The answer is, he wouldn't lie about it. This is him setting the record straight. They had interpersonal disagreements like every great partnership does, but they never were at odds. Never in conflict. And Belichick echoes those same heartfelt sentiments:

"I learned so much from Tom because, as you know, I never played quarterback and I never saw the game through the quarterback's eyes. I saw it through a coach's eyes. And what Tom would tell me that he saw and how he saw it, it was incredible how during the game, he'd come off and I'd say, 'What happened on that play?' And he'd go through eight things that happened: tackle flash in front of me; this guy slipped; I saw the linebacker drop wide; safety was a little deeper than I thought he would be; and then this guy stepped in front and I kind of put it a little bit behind him because I saw this other guy closing. And then you'd go back and look at the film, and every one of those things happened in the exact sequence that he explained it to you on the field. I'm like, 'This guy sees everything.'"

Yup. Sure sounds like a bitter, resentful, discontented taskmaster who hates the best player he's ever been associated with alright. It's a miracle Brady didn't jump ship out of Foxboro the first chance he got, as soon as his rookie contract was up.

I say again, I've put more time into thinking about their relationship than I have my marriage to my own deeply loyal Irish Rose. And every word of this is exactly how I've imagined it to be. You simply cannot have the degree of success they achieved together over an impossibly long time if you don't have the level of mutual respect and admiration they enjoy. It's impossible. 
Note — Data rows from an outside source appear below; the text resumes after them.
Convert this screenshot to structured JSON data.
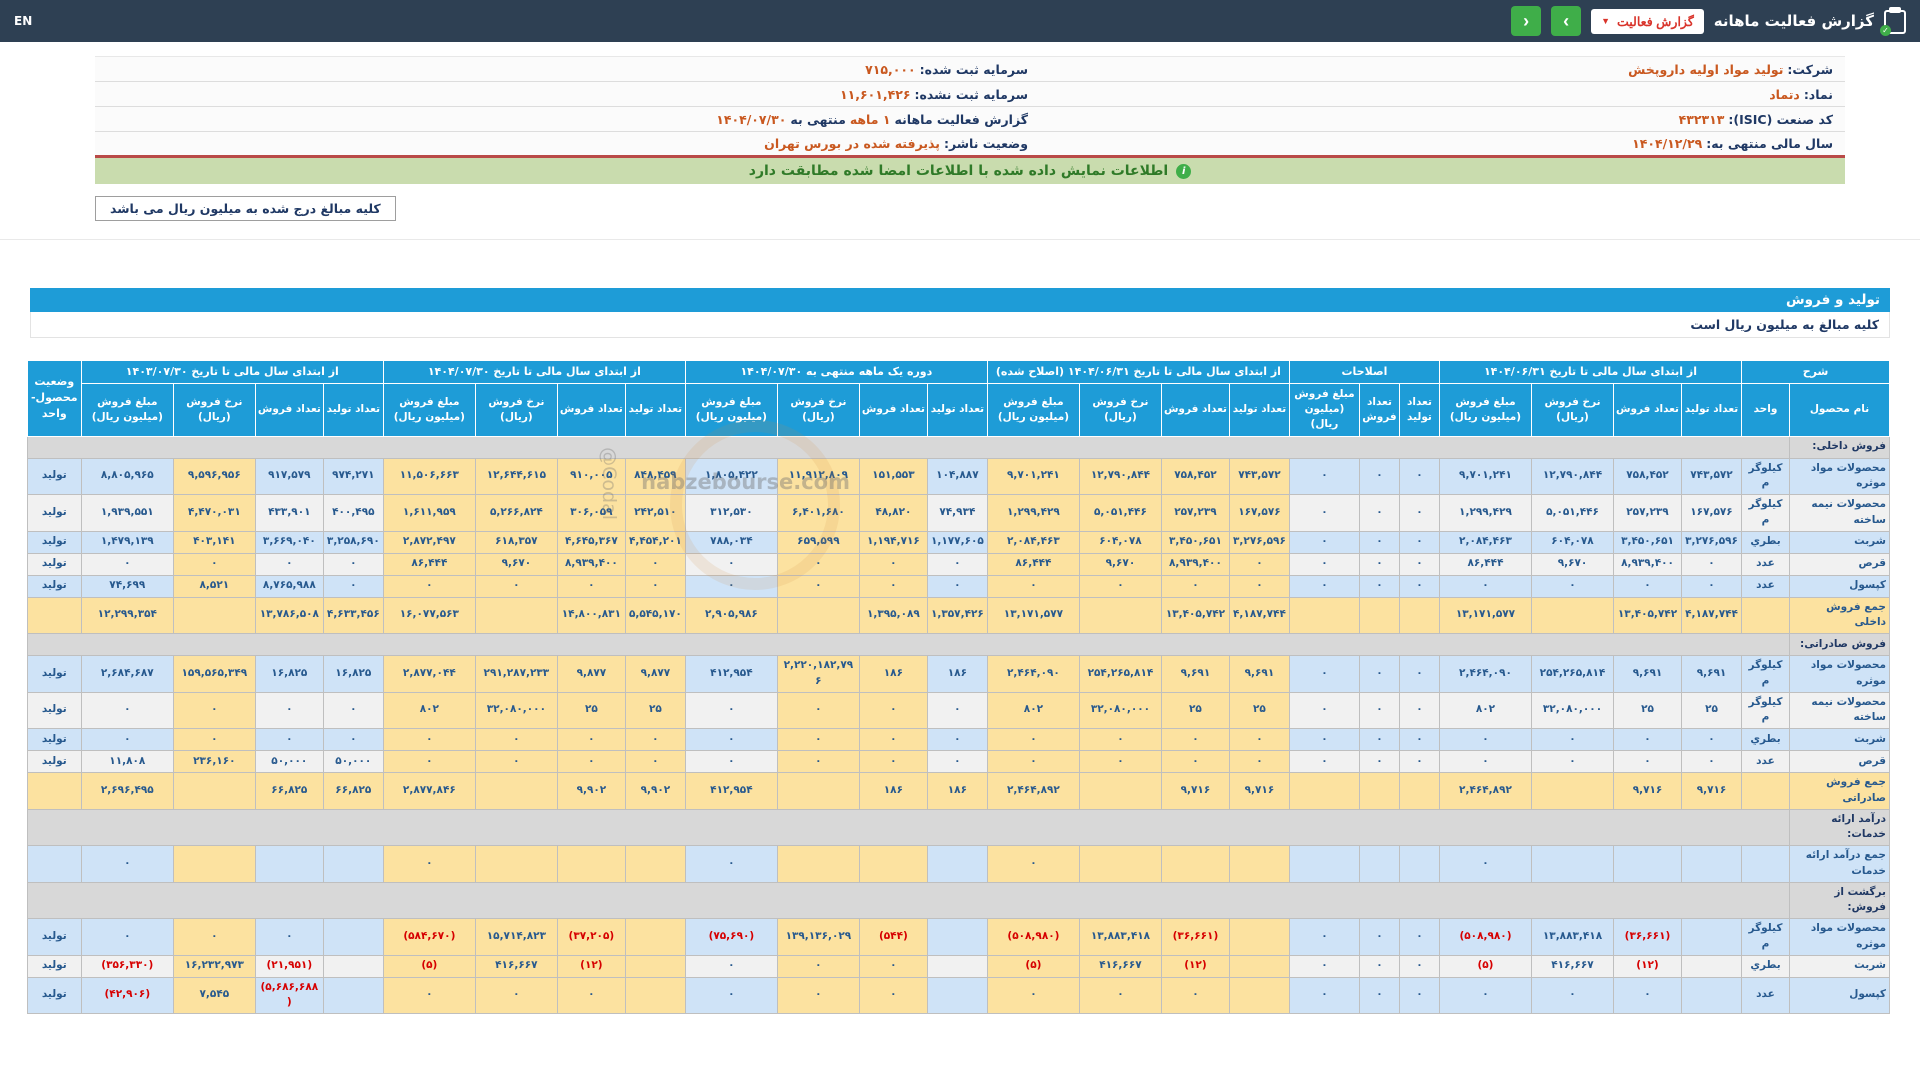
{
  "topbar": {
    "title": "گزارش فعالیت ماهانه",
    "dropdown_label": "گزارش فعالیت",
    "dropdown_caret": "▼",
    "next_arrow": "›",
    "prev_arrow": "‹",
    "en_label": "EN"
  },
  "info": {
    "company_label": "شرکت:",
    "company": "تولید مواد اولیه داروپخش",
    "symbol_label": "نماد:",
    "symbol": "دتماد",
    "isic_label": "کد صنعت (ISIC):",
    "isic": "۴۳۲۳۱۳",
    "fiscal_year_label": "سال مالی منتهی به:",
    "fiscal_year": "۱۴۰۴/۱۲/۲۹",
    "registered_capital_label": "سرمایه ثبت شده:",
    "registered_capital": "۷۱۵,۰۰۰",
    "unregistered_capital_label": "سرمایه ثبت نشده:",
    "unregistered_capital": "۱۱,۶۰۱,۴۲۶",
    "report_label": "گزارش فعالیت ماهانه",
    "report_period": "۱ ماهه",
    "report_middle": "منتهی به",
    "report_date": "۱۴۰۴/۰۷/۳۰",
    "publisher_status_label": "وضعیت ناشر:",
    "publisher_status": "پذیرفته شده در بورس تهران"
  },
  "notice": "اطلاعات نمایش داده شده با اطلاعات امضا شده مطابقت دارد",
  "amounts_note": "کلیه مبالغ درج شده به میلیون ریال می باشد",
  "section_title": "تولید و فروش",
  "section_subtitle": "کلیه مبالغ به میلیون ریال است",
  "watermark": {
    "site": "nabzebourse.com",
    "handle": "@Codal"
  },
  "colors": {
    "topbar_bg": "#2e4053",
    "accent_blue": "#1e9cd7",
    "button_green": "#3fae49",
    "dropdown_red": "#d9342b",
    "notice_bg": "#c9dcae",
    "notice_text": "#2f7a28",
    "row_blue": "#cfe3f7",
    "row_gray": "#f1f1f1",
    "highlight_yellow": "#fce2a0",
    "section_gray": "#d8d8d8",
    "value_orange": "#c9581f",
    "number_blue": "#27598e",
    "negative_red": "#d60000",
    "info_border_red": "#b94a48"
  },
  "table": {
    "desc_header": "شرح",
    "name_header": "نام محصول",
    "unit_header": "واحد",
    "status_header": "وضعیت محصول-واحد",
    "groups": [
      {
        "label": "از ابتدای سال مالی تا تاریخ ۱۴۰۴/۰۶/۳۱",
        "cols": [
          "تعداد تولید",
          "تعداد فروش",
          "نرخ فروش (ریال)",
          "مبلغ فروش (میلیون ریال)"
        ]
      },
      {
        "label": "اصلاحات",
        "cols": [
          "تعداد تولید",
          "تعداد فروش",
          "مبلغ فروش (میلیون ریال)"
        ]
      },
      {
        "label": "از ابتدای سال مالی تا تاریخ ۱۴۰۴/۰۶/۳۱ (اصلاح شده)",
        "cols": [
          "تعداد تولید",
          "تعداد فروش",
          "نرخ فروش (ریال)",
          "مبلغ فروش (میلیون ریال)"
        ]
      },
      {
        "label": "دوره یک ماهه منتهی به ۱۴۰۴/۰۷/۳۰",
        "cols": [
          "تعداد تولید",
          "تعداد فروش",
          "نرخ فروش (ریال)",
          "مبلغ فروش (میلیون ریال)"
        ]
      },
      {
        "label": "از ابتدای سال مالی تا تاریخ ۱۴۰۴/۰۷/۳۰",
        "cols": [
          "تعداد تولید",
          "تعداد فروش",
          "نرخ فروش (ریال)",
          "مبلغ فروش (میلیون ریال)"
        ]
      },
      {
        "label": "از ابتدای سال مالی تا تاریخ ۱۴۰۳/۰۷/۳۰",
        "cols": [
          "تعداد تولید",
          "تعداد فروش",
          "نرخ فروش (ریال)",
          "مبلغ فروش (میلیون ریال)"
        ]
      }
    ],
    "rows": [
      {
        "type": "section",
        "name": "فروش داخلی:"
      },
      {
        "type": "data",
        "name": "محصولات مواد موثره",
        "unit": "کیلوگرم",
        "status": "تولید",
        "cells": [
          "۷۴۳,۵۷۲",
          "۷۵۸,۴۵۲",
          "۱۲,۷۹۰,۸۴۴",
          "۹,۷۰۱,۲۴۱",
          "۰",
          "۰",
          "۰",
          "۷۴۳,۵۷۲",
          "۷۵۸,۴۵۲",
          "۱۲,۷۹۰,۸۴۴",
          "۹,۷۰۱,۲۴۱",
          "۱۰۴,۸۸۷",
          "۱۵۱,۵۵۳",
          "۱۱,۹۱۲,۸۰۹",
          "۱,۸۰۵,۴۲۲",
          "۸۴۸,۴۵۹",
          "۹۱۰,۰۰۵",
          "۱۲,۶۴۴,۶۱۵",
          "۱۱,۵۰۶,۶۶۳",
          "۹۷۴,۲۷۱",
          "۹۱۷,۵۷۹",
          "۹,۵۹۶,۹۵۶",
          "۸,۸۰۵,۹۶۵"
        ]
      },
      {
        "type": "data",
        "name": "محصولات نیمه ساخته",
        "unit": "کیلوگرم",
        "status": "تولید",
        "cells": [
          "۱۶۷,۵۷۶",
          "۲۵۷,۲۳۹",
          "۵,۰۵۱,۴۴۶",
          "۱,۲۹۹,۴۲۹",
          "۰",
          "۰",
          "۰",
          "۱۶۷,۵۷۶",
          "۲۵۷,۲۳۹",
          "۵,۰۵۱,۴۴۶",
          "۱,۲۹۹,۴۲۹",
          "۷۴,۹۳۴",
          "۴۸,۸۲۰",
          "۶,۴۰۱,۶۸۰",
          "۳۱۲,۵۳۰",
          "۲۴۲,۵۱۰",
          "۳۰۶,۰۵۹",
          "۵,۲۶۶,۸۲۴",
          "۱,۶۱۱,۹۵۹",
          "۴۰۰,۴۹۵",
          "۴۳۳,۹۰۱",
          "۴,۴۷۰,۰۳۱",
          "۱,۹۳۹,۵۵۱"
        ]
      },
      {
        "type": "data",
        "name": "شربت",
        "unit": "بطري",
        "status": "تولید",
        "cells": [
          "۳,۲۷۶,۵۹۶",
          "۳,۴۵۰,۶۵۱",
          "۶۰۴,۰۷۸",
          "۲,۰۸۴,۴۶۳",
          "۰",
          "۰",
          "۰",
          "۳,۲۷۶,۵۹۶",
          "۳,۴۵۰,۶۵۱",
          "۶۰۴,۰۷۸",
          "۲,۰۸۴,۴۶۳",
          "۱,۱۷۷,۶۰۵",
          "۱,۱۹۴,۷۱۶",
          "۶۵۹,۵۹۹",
          "۷۸۸,۰۳۴",
          "۴,۴۵۴,۲۰۱",
          "۴,۶۴۵,۳۶۷",
          "۶۱۸,۳۵۷",
          "۲,۸۷۲,۴۹۷",
          "۳,۲۵۸,۶۹۰",
          "۳,۶۶۹,۰۴۰",
          "۴۰۳,۱۴۱",
          "۱,۴۷۹,۱۳۹"
        ]
      },
      {
        "type": "data",
        "name": "قرص",
        "unit": "عدد",
        "status": "تولید",
        "cells": [
          "۰",
          "۸,۹۳۹,۴۰۰",
          "۹,۶۷۰",
          "۸۶,۴۴۴",
          "۰",
          "۰",
          "۰",
          "۰",
          "۸,۹۳۹,۴۰۰",
          "۹,۶۷۰",
          "۸۶,۴۴۴",
          "۰",
          "۰",
          "۰",
          "۰",
          "۰",
          "۸,۹۳۹,۴۰۰",
          "۹,۶۷۰",
          "۸۶,۴۴۴",
          "۰",
          "۰",
          "۰",
          "۰"
        ]
      },
      {
        "type": "data",
        "name": "کپسول",
        "unit": "عدد",
        "status": "تولید",
        "cells": [
          "۰",
          "۰",
          "۰",
          "۰",
          "۰",
          "۰",
          "۰",
          "۰",
          "۰",
          "۰",
          "۰",
          "۰",
          "۰",
          "۰",
          "۰",
          "۰",
          "۰",
          "۰",
          "۰",
          "۰",
          "۸,۷۶۵,۹۸۸",
          "۸,۵۲۱",
          "۷۴,۶۹۹"
        ]
      },
      {
        "type": "sum",
        "name": "جمع فروش داخلی",
        "unit": "",
        "status": "",
        "cells": [
          "۴,۱۸۷,۷۴۴",
          "۱۳,۴۰۵,۷۴۲",
          "",
          "۱۳,۱۷۱,۵۷۷",
          "",
          "",
          "",
          "۴,۱۸۷,۷۴۴",
          "۱۳,۴۰۵,۷۴۲",
          "",
          "۱۳,۱۷۱,۵۷۷",
          "۱,۳۵۷,۴۲۶",
          "۱,۳۹۵,۰۸۹",
          "",
          "۲,۹۰۵,۹۸۶",
          "۵,۵۴۵,۱۷۰",
          "۱۴,۸۰۰,۸۳۱",
          "",
          "۱۶,۰۷۷,۵۶۳",
          "۴,۶۳۳,۴۵۶",
          "۱۳,۷۸۶,۵۰۸",
          "",
          "۱۲,۲۹۹,۳۵۴"
        ]
      },
      {
        "type": "section",
        "name": "فروش صادراتی:"
      },
      {
        "type": "data",
        "name": "محصولات مواد موثره",
        "unit": "کیلوگرم",
        "status": "تولید",
        "cells": [
          "۹,۶۹۱",
          "۹,۶۹۱",
          "۲۵۴,۲۶۵,۸۱۴",
          "۲,۴۶۴,۰۹۰",
          "۰",
          "۰",
          "۰",
          "۹,۶۹۱",
          "۹,۶۹۱",
          "۲۵۴,۲۶۵,۸۱۴",
          "۲,۴۶۴,۰۹۰",
          "۱۸۶",
          "۱۸۶",
          "۲,۲۲۰,۱۸۲,۷۹۶",
          "۴۱۲,۹۵۴",
          "۹,۸۷۷",
          "۹,۸۷۷",
          "۲۹۱,۲۸۷,۲۳۳",
          "۲,۸۷۷,۰۴۴",
          "۱۶,۸۲۵",
          "۱۶,۸۲۵",
          "۱۵۹,۵۶۵,۳۴۹",
          "۲,۶۸۴,۶۸۷"
        ]
      },
      {
        "type": "data",
        "name": "محصولات نیمه ساخته",
        "unit": "کیلوگرم",
        "status": "تولید",
        "cells": [
          "۲۵",
          "۲۵",
          "۳۲,۰۸۰,۰۰۰",
          "۸۰۲",
          "۰",
          "۰",
          "۰",
          "۲۵",
          "۲۵",
          "۳۲,۰۸۰,۰۰۰",
          "۸۰۲",
          "۰",
          "۰",
          "۰",
          "۰",
          "۲۵",
          "۲۵",
          "۳۲,۰۸۰,۰۰۰",
          "۸۰۲",
          "۰",
          "۰",
          "۰",
          "۰"
        ]
      },
      {
        "type": "data",
        "name": "شربت",
        "unit": "بطري",
        "status": "تولید",
        "cells": [
          "۰",
          "۰",
          "۰",
          "۰",
          "۰",
          "۰",
          "۰",
          "۰",
          "۰",
          "۰",
          "۰",
          "۰",
          "۰",
          "۰",
          "۰",
          "۰",
          "۰",
          "۰",
          "۰",
          "۰",
          "۰",
          "۰",
          "۰"
        ]
      },
      {
        "type": "data",
        "name": "قرص",
        "unit": "عدد",
        "status": "تولید",
        "cells": [
          "۰",
          "۰",
          "۰",
          "۰",
          "۰",
          "۰",
          "۰",
          "۰",
          "۰",
          "۰",
          "۰",
          "۰",
          "۰",
          "۰",
          "۰",
          "۰",
          "۰",
          "۰",
          "۰",
          "۵۰,۰۰۰",
          "۵۰,۰۰۰",
          "۲۳۶,۱۶۰",
          "۱۱,۸۰۸"
        ]
      },
      {
        "type": "sum",
        "name": "جمع فروش صادراتی",
        "unit": "",
        "status": "",
        "cells": [
          "۹,۷۱۶",
          "۹,۷۱۶",
          "",
          "۲,۴۶۴,۸۹۲",
          "",
          "",
          "",
          "۹,۷۱۶",
          "۹,۷۱۶",
          "",
          "۲,۴۶۴,۸۹۲",
          "۱۸۶",
          "۱۸۶",
          "",
          "۴۱۲,۹۵۴",
          "۹,۹۰۲",
          "۹,۹۰۲",
          "",
          "۲,۸۷۷,۸۴۶",
          "۶۶,۸۲۵",
          "۶۶,۸۲۵",
          "",
          "۲,۶۹۶,۴۹۵"
        ]
      },
      {
        "type": "section",
        "name": "درآمد ارائه خدمات:"
      },
      {
        "type": "data",
        "name": "جمع درآمد ارائه خدمات",
        "unit": "",
        "status": "",
        "cells": [
          "",
          "",
          "",
          "۰",
          "",
          "",
          "",
          "",
          "",
          "",
          "۰",
          "",
          "",
          "",
          "۰",
          "",
          "",
          "",
          "۰",
          "",
          "",
          "",
          "۰"
        ]
      },
      {
        "type": "section",
        "name": "برگشت از فروش:"
      },
      {
        "type": "data",
        "name": "محصولات مواد موثره",
        "unit": "کیلوگرم",
        "status": "تولید",
        "cells": [
          "",
          "(۳۶,۶۶۱)",
          "۱۳,۸۸۳,۴۱۸",
          "(۵۰۸,۹۸۰)",
          "۰",
          "۰",
          "۰",
          "",
          "(۳۶,۶۶۱)",
          "۱۳,۸۸۳,۴۱۸",
          "(۵۰۸,۹۸۰)",
          "",
          "(۵۴۴)",
          "۱۳۹,۱۳۶,۰۲۹",
          "(۷۵,۶۹۰)",
          "",
          "(۳۷,۲۰۵)",
          "۱۵,۷۱۴,۸۲۳",
          "(۵۸۴,۶۷۰)",
          "",
          "۰",
          "۰",
          "۰"
        ]
      },
      {
        "type": "data",
        "name": "شربت",
        "unit": "بطري",
        "status": "تولید",
        "cells": [
          "",
          "(۱۲)",
          "۴۱۶,۶۶۷",
          "(۵)",
          "۰",
          "۰",
          "۰",
          "",
          "(۱۲)",
          "۴۱۶,۶۶۷",
          "(۵)",
          "",
          "۰",
          "۰",
          "۰",
          "",
          "(۱۲)",
          "۴۱۶,۶۶۷",
          "(۵)",
          "",
          "(۲۱,۹۵۱)",
          "۱۶,۲۳۲,۹۷۳",
          "(۳۵۶,۳۳۰)"
        ]
      },
      {
        "type": "data",
        "name": "کپسول",
        "unit": "عدد",
        "status": "تولید",
        "cells": [
          "",
          "۰",
          "۰",
          "۰",
          "۰",
          "۰",
          "۰",
          "",
          "۰",
          "۰",
          "۰",
          "",
          "۰",
          "۰",
          "۰",
          "",
          "۰",
          "۰",
          "۰",
          "",
          "(۵,۶۸۶,۶۸۸)",
          "۷,۵۴۵",
          "(۴۲,۹۰۶)"
        ]
      }
    ]
  }
}
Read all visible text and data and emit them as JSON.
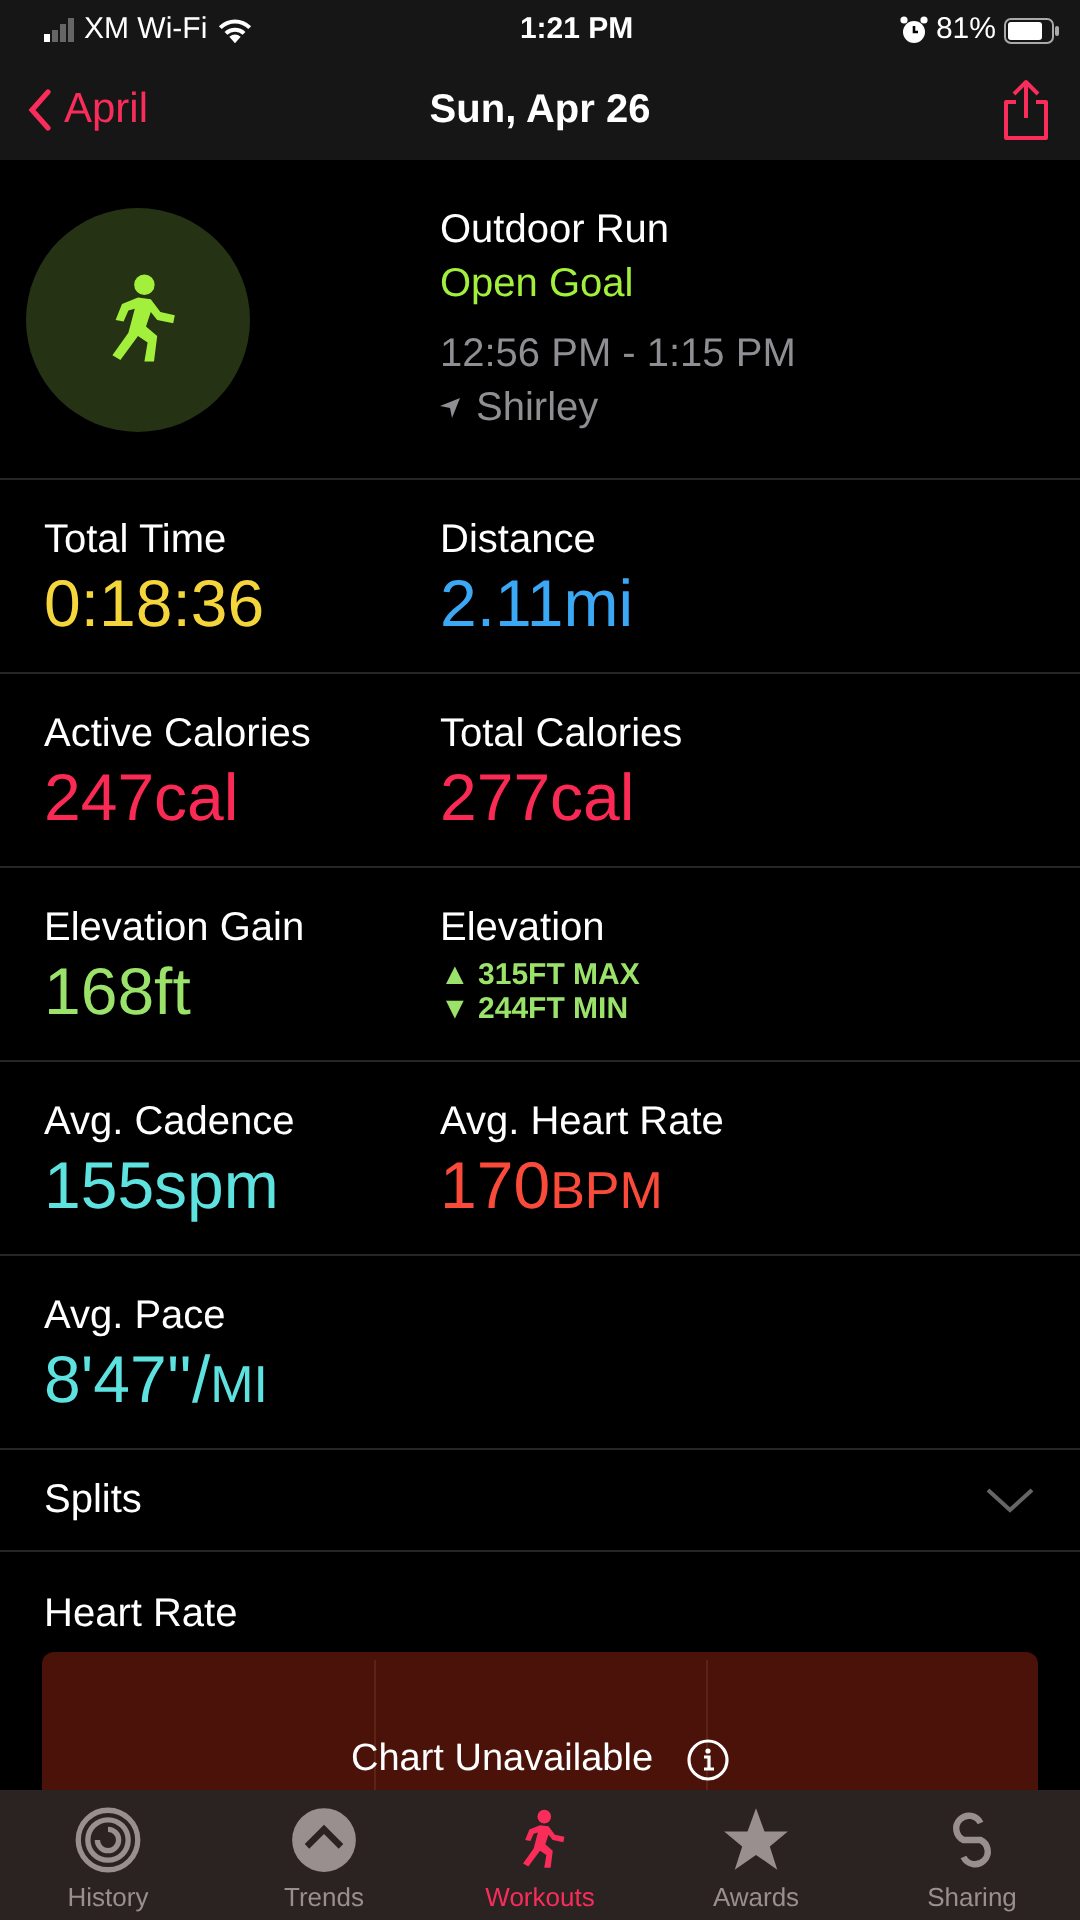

I mean, just listen to Brady's voice crack here:

He was fine in 80 for Brady. But nobody is this good an actor. That's genuine raw emotion. The kind you only experience in one of the truly great love stories of our time. Now if you'll excuse me, I'm going to go figure out how to use these quotes in a Valentine's Card. Because even after 29 years of marriage, what Brady and Belichick have is my Couples Goal.